= Eti-Oni =

Eti-Oni is a town located in Atakumosa East local government area of The State of Osun, south-west Nigeria. Eti-Oni is one of the numerous towns that make up the ancient majestic Kingdom of Ilesa. Eti-Oni is the home of the 2nd oldest known cocoa plantation in Nigeria with the oldest in Ijon, Lagos, it is believed cocoa was first introduced in Nigeria at Ijon by Captain JPL Davies, it was from Eti-Oni that cocoa was spread to many other communities of south-west Nigeria. The crop over time became one of Nigeria's major cash crops, a major source of income for the then South West Region of Nigeria before the discovery of crude oil in the late 1950s. The indigenes of Eti-Oni are part of the Ijesha clan of The State of Osun. The town is ruled by a monarch bearing the title Oloni of Eti-Oni Land the incumbent is His Royal Majesty Oba Dokun Thompson who ascended the throne in 2008.

==History of Eti-Oni==
The Eti-Oni town was founded after the Ekiti-Parapo War against the Ibadan empire. The sounds made by the guns used for the war between 1878–1886, supplied by Gureje Thompson (the founder of the town) gave the name to the war called the Kiriji war.
The chaos unleashed by the war got the attention of the British colonialist army which had to step in. The war ended on September 23, 1886.

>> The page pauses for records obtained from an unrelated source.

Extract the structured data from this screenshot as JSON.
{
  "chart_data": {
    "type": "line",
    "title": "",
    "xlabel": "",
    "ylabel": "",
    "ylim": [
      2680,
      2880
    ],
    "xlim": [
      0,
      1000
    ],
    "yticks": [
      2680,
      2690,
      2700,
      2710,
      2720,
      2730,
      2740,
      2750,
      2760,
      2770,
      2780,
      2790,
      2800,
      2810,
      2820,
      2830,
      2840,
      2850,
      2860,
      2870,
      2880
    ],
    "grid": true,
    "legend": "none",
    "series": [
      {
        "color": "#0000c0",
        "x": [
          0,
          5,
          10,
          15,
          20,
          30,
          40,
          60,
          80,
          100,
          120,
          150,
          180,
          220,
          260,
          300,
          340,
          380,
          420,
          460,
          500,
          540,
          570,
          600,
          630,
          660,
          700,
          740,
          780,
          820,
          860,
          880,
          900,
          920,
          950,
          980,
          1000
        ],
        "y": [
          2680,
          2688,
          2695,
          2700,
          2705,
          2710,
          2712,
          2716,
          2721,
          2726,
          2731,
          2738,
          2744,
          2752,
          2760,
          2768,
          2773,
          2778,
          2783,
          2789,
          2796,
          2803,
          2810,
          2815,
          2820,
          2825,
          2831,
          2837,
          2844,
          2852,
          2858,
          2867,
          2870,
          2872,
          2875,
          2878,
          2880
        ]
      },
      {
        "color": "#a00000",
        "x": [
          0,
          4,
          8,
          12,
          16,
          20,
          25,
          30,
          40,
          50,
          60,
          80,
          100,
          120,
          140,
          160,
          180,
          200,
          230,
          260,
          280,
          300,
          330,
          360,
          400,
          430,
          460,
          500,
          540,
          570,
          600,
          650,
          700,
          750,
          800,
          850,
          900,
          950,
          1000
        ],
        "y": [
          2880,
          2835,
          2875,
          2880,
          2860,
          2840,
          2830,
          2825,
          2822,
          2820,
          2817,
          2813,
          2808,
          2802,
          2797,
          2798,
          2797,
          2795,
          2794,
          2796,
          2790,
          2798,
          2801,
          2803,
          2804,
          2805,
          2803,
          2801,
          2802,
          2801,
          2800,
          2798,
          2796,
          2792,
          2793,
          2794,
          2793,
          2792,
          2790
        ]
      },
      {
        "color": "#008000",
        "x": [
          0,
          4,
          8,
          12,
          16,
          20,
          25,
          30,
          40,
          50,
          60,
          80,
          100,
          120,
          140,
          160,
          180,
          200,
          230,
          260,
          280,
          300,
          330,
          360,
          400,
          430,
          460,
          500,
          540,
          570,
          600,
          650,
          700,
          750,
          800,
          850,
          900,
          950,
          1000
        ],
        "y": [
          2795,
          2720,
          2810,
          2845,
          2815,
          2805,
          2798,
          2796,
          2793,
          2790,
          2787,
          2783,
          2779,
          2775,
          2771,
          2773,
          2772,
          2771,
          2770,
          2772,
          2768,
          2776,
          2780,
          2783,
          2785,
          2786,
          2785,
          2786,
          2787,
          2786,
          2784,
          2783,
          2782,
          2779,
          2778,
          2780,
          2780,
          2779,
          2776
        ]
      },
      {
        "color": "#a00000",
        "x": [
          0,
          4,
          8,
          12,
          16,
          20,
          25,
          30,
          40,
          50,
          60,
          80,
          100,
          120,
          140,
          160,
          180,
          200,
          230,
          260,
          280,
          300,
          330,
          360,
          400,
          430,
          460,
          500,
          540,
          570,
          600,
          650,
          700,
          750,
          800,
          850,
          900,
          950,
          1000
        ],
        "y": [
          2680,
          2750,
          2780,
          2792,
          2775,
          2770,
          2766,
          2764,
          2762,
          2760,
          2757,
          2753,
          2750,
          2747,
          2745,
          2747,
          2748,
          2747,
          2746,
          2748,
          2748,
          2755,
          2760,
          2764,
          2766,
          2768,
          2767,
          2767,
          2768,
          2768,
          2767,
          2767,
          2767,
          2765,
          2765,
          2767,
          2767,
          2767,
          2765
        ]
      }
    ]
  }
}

Upon peace achieved in the land, Gureje-Thompson, who founded the town, introduced crops like cocoa, cassava, rice and kola nuts to the new thriving community by 1896 - 1910. With the fertile land of Eti-Oni, the crops thrived.

==Rebirth of Eti-Oni==
The 2016 Cocoa Festival is a commemoration of 130 years end of the bloody Kiriji war which brought lasting peace to Yorubaland.

The recently held cocoa festival of Eti-Oni was organised to celebrate 120 years of cocoa cultivation in the town.

The EDG's vision is to transform Eti-Oni into a sustainable town while maintaining its African identity, furthermore by 2020 Eti-Oni is planned to be a fully developed town with functional cocoa processing plants for premium chocolate product and a tourist destination for its environs, upgrading the once-forgotten town to one of the major economic hubs for cocoa in the region.